Until the 2008 Mumbai attacks the Mumbai Chabad House Jewish outreach center was at Nariman House, Hormusji Street. In the attack, six Jews were held hostage and murdered at the center, the 29-year-old Rabbi Gavriel Holtzberg, his 28-year-old wife, Rivka, Rabbi Aryeh Leibish Teitelbaum (37), Bentzion Chroman (28), Yocheved Orpaz (62) and Norma Shvarzblat-Rabinovich (50). The parents of Rivka Holtzberg have announced their intention to continue Chabad's emissary work in Mumbai, although the Chabad House may move to a new location in the city mostly in South Mumbai near Worli.

==Communal relations==

Mumbai Jews' ties with their city's Muslim community have historically been strong and remain so after the Mumbai attacks.
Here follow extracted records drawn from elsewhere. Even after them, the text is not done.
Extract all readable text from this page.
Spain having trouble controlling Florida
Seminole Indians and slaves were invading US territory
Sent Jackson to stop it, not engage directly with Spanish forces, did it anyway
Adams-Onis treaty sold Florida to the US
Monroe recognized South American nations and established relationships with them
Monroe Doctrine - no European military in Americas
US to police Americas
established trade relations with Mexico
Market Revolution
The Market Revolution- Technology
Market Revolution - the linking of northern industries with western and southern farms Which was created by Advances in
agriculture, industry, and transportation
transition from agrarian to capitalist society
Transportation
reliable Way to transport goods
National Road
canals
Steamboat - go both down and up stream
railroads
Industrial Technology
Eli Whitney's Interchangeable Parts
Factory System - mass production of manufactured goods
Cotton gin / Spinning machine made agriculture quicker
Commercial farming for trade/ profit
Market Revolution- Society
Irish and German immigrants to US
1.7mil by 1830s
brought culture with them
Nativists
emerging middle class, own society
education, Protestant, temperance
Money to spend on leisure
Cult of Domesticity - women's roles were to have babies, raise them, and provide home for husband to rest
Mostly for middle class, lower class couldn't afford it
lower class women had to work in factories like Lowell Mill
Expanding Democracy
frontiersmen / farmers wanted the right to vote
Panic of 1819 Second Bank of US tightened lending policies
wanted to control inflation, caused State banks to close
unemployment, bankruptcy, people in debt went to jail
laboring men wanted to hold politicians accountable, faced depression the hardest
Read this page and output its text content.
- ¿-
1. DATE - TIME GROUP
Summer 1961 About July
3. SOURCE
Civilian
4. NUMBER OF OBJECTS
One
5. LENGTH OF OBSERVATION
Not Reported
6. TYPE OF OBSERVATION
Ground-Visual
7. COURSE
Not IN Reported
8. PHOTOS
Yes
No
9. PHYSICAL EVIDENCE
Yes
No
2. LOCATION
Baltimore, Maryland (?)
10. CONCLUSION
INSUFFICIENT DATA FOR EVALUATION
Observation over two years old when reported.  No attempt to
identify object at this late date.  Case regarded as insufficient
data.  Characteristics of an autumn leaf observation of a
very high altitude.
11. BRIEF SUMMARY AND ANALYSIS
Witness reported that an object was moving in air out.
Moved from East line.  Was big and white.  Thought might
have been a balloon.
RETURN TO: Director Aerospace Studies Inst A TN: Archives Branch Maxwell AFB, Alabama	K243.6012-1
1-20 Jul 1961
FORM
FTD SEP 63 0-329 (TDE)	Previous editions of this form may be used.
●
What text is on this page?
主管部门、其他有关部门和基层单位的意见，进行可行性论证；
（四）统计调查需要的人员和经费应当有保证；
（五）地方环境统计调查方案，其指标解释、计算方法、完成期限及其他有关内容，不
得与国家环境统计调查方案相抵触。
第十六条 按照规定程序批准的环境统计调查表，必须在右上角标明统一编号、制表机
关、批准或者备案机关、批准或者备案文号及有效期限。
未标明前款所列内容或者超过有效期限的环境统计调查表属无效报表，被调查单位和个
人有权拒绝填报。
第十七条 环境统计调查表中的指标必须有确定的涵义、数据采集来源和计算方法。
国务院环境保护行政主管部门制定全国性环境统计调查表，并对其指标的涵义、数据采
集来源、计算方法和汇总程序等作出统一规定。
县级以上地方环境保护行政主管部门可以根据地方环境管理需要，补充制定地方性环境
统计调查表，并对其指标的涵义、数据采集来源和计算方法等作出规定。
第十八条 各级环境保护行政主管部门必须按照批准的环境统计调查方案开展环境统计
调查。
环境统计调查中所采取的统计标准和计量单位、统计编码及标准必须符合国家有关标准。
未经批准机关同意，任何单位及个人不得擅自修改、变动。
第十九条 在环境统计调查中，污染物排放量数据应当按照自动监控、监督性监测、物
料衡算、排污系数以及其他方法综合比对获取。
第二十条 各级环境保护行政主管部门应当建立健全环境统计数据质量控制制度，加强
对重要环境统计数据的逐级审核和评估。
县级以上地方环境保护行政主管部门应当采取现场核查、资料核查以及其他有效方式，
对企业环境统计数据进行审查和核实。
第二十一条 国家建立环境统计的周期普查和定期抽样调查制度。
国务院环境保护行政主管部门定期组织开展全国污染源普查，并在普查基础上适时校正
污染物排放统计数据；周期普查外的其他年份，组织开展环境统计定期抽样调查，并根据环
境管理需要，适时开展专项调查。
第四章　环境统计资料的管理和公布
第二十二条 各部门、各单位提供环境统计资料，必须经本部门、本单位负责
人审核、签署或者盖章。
The two groups have been drawn together as minorities in a Hindu-dominated land – even by the similarities of their non-vegetarian diets of Kosher and Halal foods. "For these reasons, most Bene synagogues in Mumbai are in Muslim areas," Jonathan Solomon, chairman of the Indian Jewish Federation, said. Mumbai's Muslim Council had ordered that the nine gunmen killed should not be buried in the city, a gesture which was highly appreciated by the Mumbai Jewish community.

==Bibliography==

Tigay, Alan M. (1994). "The Jewish Traveler: Hadassah Magazine's Guide to the World's Jewish Communities and Sights"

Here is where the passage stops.